The advantage of a sorted array for the "target sum" problem is even better: you don't search the array at all. Instead, you start with pointers at the two ends. If the sum is equal to the target, emit that and move both pointers in. If less than the target, increment the lower pointer. Otherwise, decrement the upper pointer. This will find all solutions in O(n) time -- after taking O(n log n) for the sort.
For the case given in the comments, [40, 60, 1, 200, 9, 83, 17]
the process looks like this:
Sort array:
[1, 9, 17, 40, 60, 83, 200]
Start your pointers at the ends, 1 + 200
The sum is 201, too large, so decrement the right pointer.
Now looking at 1 + 83. This is too small; increment the left pointer.
Now looking at 9 + 83. This is too small; increment the left pointer.
Now looking at 17 + 83. This is the target; print (17, 83) as a solution
and move *both* pointers.
Now looking at 40 + 60. This is the target; print (40, 60) as a solution
and move *both* pointers.
The pointers have now met (and passed), so you're done.
This is a lovely example. In general, sorting the array gives you a variety of options for finding things in the array much faster than checking each element in turn. A simple binary search is O(log n), and there is a variety of ways to tune this for a particular application. At worst, a binary (log base 2) search will work nicely.
However, sorting an arbitrary list costs O(n log n) as overhead; you need to figure this one-time payment into your application's needs.

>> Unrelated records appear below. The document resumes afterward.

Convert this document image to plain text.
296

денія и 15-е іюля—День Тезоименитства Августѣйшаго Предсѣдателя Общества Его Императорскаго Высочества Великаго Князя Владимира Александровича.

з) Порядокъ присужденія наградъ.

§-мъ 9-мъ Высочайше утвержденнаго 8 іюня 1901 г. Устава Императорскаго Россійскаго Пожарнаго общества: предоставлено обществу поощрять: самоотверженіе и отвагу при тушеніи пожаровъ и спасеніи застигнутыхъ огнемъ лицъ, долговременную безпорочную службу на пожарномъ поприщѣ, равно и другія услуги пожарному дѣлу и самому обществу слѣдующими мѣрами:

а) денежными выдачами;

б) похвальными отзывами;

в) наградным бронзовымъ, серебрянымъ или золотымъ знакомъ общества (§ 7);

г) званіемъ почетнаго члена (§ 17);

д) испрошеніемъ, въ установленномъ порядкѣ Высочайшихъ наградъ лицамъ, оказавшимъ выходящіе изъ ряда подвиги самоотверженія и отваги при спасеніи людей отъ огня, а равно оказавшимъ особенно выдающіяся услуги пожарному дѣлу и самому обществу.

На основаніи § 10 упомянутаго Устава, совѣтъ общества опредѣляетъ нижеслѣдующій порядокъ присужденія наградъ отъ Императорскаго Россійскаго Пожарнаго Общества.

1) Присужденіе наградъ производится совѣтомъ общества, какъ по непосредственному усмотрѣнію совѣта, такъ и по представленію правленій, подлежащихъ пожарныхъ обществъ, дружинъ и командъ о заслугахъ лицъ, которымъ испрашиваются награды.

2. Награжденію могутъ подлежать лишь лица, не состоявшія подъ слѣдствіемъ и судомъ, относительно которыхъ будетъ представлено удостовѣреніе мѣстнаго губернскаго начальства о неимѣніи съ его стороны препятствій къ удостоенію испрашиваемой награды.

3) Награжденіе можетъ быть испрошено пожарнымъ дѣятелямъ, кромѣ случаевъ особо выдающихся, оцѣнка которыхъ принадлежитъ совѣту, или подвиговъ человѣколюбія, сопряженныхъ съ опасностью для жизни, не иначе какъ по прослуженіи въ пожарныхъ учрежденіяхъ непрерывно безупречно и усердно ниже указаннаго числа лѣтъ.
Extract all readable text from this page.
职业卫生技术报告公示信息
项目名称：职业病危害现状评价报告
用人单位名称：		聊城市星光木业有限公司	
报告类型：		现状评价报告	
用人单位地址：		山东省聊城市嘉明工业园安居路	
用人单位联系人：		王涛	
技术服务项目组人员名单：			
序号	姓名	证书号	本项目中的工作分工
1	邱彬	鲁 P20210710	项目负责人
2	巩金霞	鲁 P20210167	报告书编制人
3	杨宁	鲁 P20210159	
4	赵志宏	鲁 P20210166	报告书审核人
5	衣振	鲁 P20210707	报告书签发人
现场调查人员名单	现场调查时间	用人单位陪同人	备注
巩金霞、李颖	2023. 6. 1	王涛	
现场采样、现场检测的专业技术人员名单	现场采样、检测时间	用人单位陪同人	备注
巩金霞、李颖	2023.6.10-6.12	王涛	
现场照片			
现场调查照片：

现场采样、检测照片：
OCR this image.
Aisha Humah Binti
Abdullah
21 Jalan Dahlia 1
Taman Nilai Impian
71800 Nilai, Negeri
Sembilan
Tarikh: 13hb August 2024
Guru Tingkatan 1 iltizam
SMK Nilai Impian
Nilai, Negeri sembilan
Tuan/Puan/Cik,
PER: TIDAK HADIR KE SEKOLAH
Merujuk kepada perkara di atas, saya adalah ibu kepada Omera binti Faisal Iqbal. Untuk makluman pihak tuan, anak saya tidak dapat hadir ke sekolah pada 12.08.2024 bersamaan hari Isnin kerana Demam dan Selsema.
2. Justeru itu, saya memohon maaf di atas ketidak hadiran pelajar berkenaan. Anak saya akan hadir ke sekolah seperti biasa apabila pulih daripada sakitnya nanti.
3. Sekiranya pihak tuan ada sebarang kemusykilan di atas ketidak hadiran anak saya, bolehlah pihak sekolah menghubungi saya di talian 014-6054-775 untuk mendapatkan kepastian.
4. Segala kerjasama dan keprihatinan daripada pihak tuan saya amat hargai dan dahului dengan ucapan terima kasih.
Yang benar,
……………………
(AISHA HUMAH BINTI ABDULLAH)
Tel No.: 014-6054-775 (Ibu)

For instance, if your array is some sort of data base sorted by a key value (such as a name or ID number), and you have to perform millions of searches from user requests, then it's almost certainly better to sort the data base somehow before you do any searches.
If you want a thorough introduction, research "sorting and searching". One excellent reference is a book by that title by Donald Knuth; it's Vol 2 of "The Art of Computer Programming".